= Kuchela dinam =

Hindu Malayali observance

Kuchelan dinam (കുചേല ദിനം) is an annual festival celebrated by Hindus in Kerala. It is observed on the first Wednesday of the month of Dhanu in the Malayalam calendar.

== Description ==
In the Bhagavata Purana, Kuchela (Sudama) is a childhood friend of Krishna who offers a gift of beaten rice (aval) to the deity despite his poverty. Following the offering, he becomes wealthy because of the benevolent blessings of Krishna.
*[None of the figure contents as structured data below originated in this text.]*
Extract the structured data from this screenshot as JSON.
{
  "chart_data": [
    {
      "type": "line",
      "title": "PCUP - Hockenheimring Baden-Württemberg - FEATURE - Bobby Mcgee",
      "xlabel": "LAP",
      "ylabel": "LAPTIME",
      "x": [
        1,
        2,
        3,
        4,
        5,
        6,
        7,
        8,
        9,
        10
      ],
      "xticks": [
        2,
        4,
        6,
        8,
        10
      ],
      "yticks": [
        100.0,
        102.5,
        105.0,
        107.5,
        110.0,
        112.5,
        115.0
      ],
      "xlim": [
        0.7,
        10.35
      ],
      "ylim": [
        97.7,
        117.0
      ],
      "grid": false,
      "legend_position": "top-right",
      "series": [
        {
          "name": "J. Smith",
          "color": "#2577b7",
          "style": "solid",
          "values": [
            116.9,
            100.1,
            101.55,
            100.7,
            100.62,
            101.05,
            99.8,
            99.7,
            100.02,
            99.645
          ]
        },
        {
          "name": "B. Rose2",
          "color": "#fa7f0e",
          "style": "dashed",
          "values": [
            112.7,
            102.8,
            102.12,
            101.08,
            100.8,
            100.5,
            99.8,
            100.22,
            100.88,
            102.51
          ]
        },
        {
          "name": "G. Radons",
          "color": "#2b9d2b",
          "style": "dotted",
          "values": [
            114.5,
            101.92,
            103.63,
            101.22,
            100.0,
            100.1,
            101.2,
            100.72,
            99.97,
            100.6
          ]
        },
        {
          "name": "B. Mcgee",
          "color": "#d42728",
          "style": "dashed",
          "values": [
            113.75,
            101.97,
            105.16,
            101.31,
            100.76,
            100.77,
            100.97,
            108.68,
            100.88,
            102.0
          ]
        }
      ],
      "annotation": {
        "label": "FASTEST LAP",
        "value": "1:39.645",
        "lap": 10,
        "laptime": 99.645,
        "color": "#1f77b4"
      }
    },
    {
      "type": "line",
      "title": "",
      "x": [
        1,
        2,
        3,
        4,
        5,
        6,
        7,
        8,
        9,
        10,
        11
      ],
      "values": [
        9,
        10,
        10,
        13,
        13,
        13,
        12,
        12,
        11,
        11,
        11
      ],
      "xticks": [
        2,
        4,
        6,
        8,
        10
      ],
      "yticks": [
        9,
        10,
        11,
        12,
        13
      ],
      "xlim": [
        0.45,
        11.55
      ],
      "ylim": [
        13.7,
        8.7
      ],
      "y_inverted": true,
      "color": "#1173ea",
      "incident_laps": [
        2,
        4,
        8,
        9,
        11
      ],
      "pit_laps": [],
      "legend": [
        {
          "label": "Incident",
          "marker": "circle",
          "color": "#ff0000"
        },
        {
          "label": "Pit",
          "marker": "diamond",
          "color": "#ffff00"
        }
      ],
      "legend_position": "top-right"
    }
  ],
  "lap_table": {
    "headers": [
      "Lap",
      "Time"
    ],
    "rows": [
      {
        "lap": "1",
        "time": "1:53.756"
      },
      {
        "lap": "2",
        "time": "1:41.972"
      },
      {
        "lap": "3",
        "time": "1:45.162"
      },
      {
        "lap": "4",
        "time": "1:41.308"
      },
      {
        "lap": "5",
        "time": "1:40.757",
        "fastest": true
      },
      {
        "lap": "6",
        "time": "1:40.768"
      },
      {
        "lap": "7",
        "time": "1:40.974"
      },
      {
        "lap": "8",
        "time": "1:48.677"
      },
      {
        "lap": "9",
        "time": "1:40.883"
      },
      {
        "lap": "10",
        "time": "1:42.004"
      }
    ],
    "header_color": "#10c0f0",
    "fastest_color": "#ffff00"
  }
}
Several temples in South India, including the famous Guruvayur Temple observe the Kuchela dinam in remembrance of Kuchela's willingness to part his food despite his penury. Devotees offer specially prepared beaten rice in Krishna temples on this occasion. The offering is known as aval nivedyam and contains grated coconut, jaggery, ghee, dried ginger, and cumin in addition to beaten rice. Special counters are opened at temples from the eve of Kuchela dinam to facilitate aval nivedyam. In Guruvayur temple, devotees line up outside the temple and offer packets of beaten rice at the namaskara mandapam situated in front of the sanctum sanctorum and the steps leading to the shrine called thripadi. Devotees believe that poverty is eradicated and will be blessed with prosperity after aval nivedyam.